Nobody on most implementation teams decides to use sample roles in production. But if nobody decides to remove them either, they sit there through user acceptance testing (UAT), through staging, through go-live. Assigned to users. With permissions, nobody reviewed.

The Open Web Application Security Project (OWASP), A01:2021 (Broken Access Control) and Common Weakness Enumeration (CWE)-269 (Improper Privilege Management) both describe this failure mode as access that exceeds what a role requires, where the excess is invisible because it was inherited rather than deliberately assigned. The hardening guidance is explicit on the fix. Build from zero, not from clone-and-trim. That distinction matters because it changes what you can actually prove.

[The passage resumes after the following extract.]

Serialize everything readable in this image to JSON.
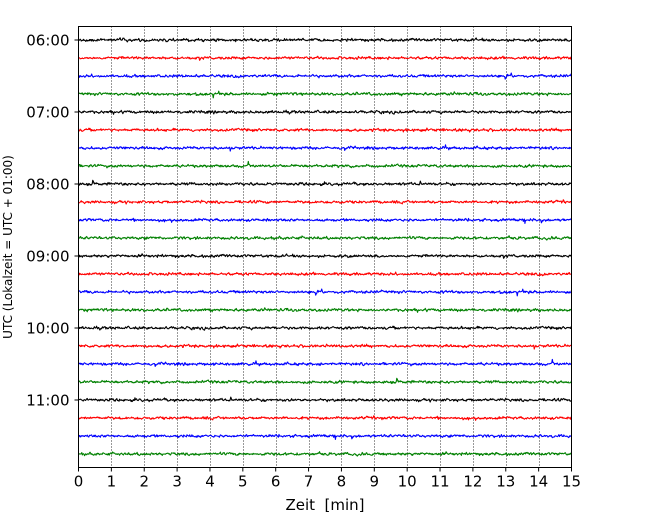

What federated identity actually covers

Teams that complete an SSO integration often assume they've handled authentication security. The Identity Provider (IdP) is connected, Hub is brokering tokens, users are logging in with corporate credentials. Job done. The problem is that connecting your IdP to Guidewire doesn't configure the IdP. That work is still yours.

Multi-factor authentication (MFA) is the obvious place this surfaces. Guidewire Cloud Platform supports SSO through your corporate IdP. MFA is not on by default in Guidewire products. It has to be configured and enforced in your identity platform. If your IdP doesn’t require a second factor for every user, that gap exists inside your Guidewire environment whether you know it or not. The National Institute of Standards and Technology (NIST) SP 800-63B is clear. Single-factor authentication isn't appropriate for systems handling sensitive personal data. InsuranceSuite handles sensitive personal data constantly.

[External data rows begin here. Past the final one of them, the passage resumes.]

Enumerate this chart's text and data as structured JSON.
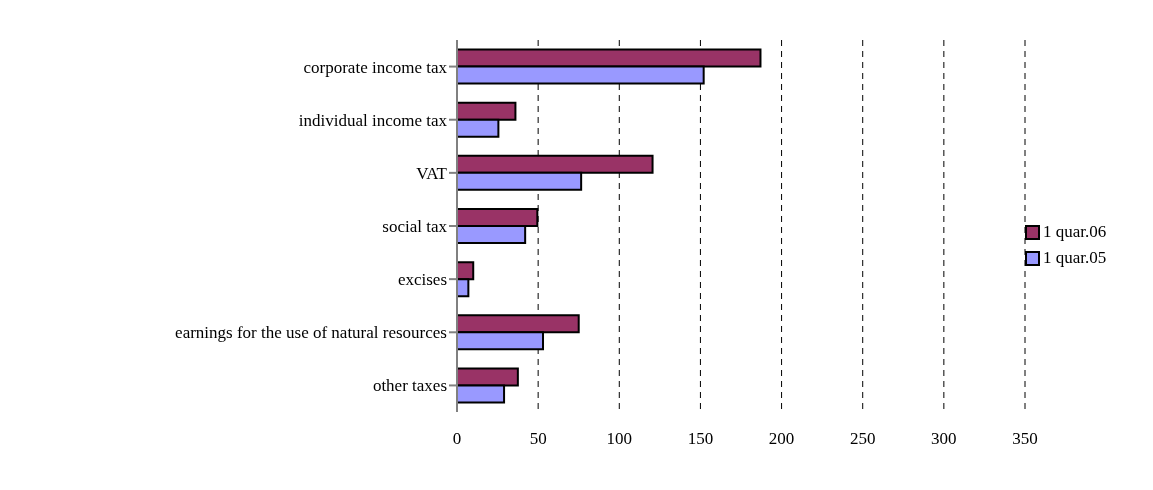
{
  "chart_data": {
    "type": "bar",
    "orientation": "horizontal",
    "categories": [
      "corporate income tax",
      "individual income tax",
      "VAT",
      "social tax",
      "excises",
      "earnings for the use of natural resources",
      "other taxes"
    ],
    "series": [
      {
        "name": "1 quar.06",
        "color": "#993366",
        "values": [
          187,
          36,
          120.5,
          49.5,
          10,
          75,
          37.5
        ]
      },
      {
        "name": "1 quar.05",
        "color": "#9999ff",
        "values": [
          152,
          25.5,
          76.5,
          42,
          7,
          53,
          29
        ]
      }
    ],
    "xlim": [
      0,
      350
    ],
    "xticks": [
      0,
      50,
      100,
      150,
      200,
      250,
      300,
      350
    ],
    "grid": "x",
    "legend": "right"
  }
}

Password policy sits in the same place. Complexity, rotation, history, compromised-credential checks: all of it lives in your IdP, not in Guidewire. Policies need to be in force before any credential gets accepted and passed to Hub. The hardening guidance covers this and references NIST SP 800-63B as the applicable baseline.

Important note:
The MFA enrollment policy for your InsuranceSuite user groups is configured in your IdP admin console, not in Guidewire. If you haven't reviewed that policy recently, that's the place to look.

Service accounts accumulate permissions too

The out-of-the-box (OOTB) role problem is about something sitting in a place that nobody removed. The service account problem is different. It's about something that gets built up gradually, one reasonable-looking decision at a time, until the result is unreasonable.

A vehicle valuation service gets its own account. A fraud detection integration needs ClaimCenter access, so someone reuses the existing account because it's already set up and adding another feels like overhead. A premium calculation service gets added the same way. 

By the time anyone looks closely, one credential can read vehicle data, view all claims, and execute rating logic. If that credential is compromised, the blast radius covers everything it ever accumulated. This is the same failure mode as OOTB role inheritance. Permissions grow without anyone deciding to grow them.

Scoping each integration to its own OAuth (Open Authorization) token is a well-established application of least privilege, referenced in NIST SP 800-53 AC-6 and OWASP Security by Design principles. Each token covers exactly what that integration needs and nothing more.

Account lifecycle fits here, too. An employee leaves and IdP access gets revoked, but if deprovisioning doesn't include an API call to revoke InsuranceSuite access, the account sits there. Inactive but still fully permissioned. Automated deprovisioning triggered by your IdP on termination events is the control. A manual offboarding checklist is not. The hardening guidance recommends having this in place and tested before go-live.

The audit that ships your IAM posture, or closes it

Three problems, three different causes. OOTB roles persist because nobody deactivated them. MFA gaps exist because teams assume federation means security is handled. Service accounts accumulate because each individual reuse decision looks reasonable. What they have in common is that none of them require a wrong decision to happen. The pre-go-live audit is where they either get caught or ship.

The IAM hardening guidance at docs.guidewire.com/security covers the control objectives for each area. That's where “done” is clearly defined.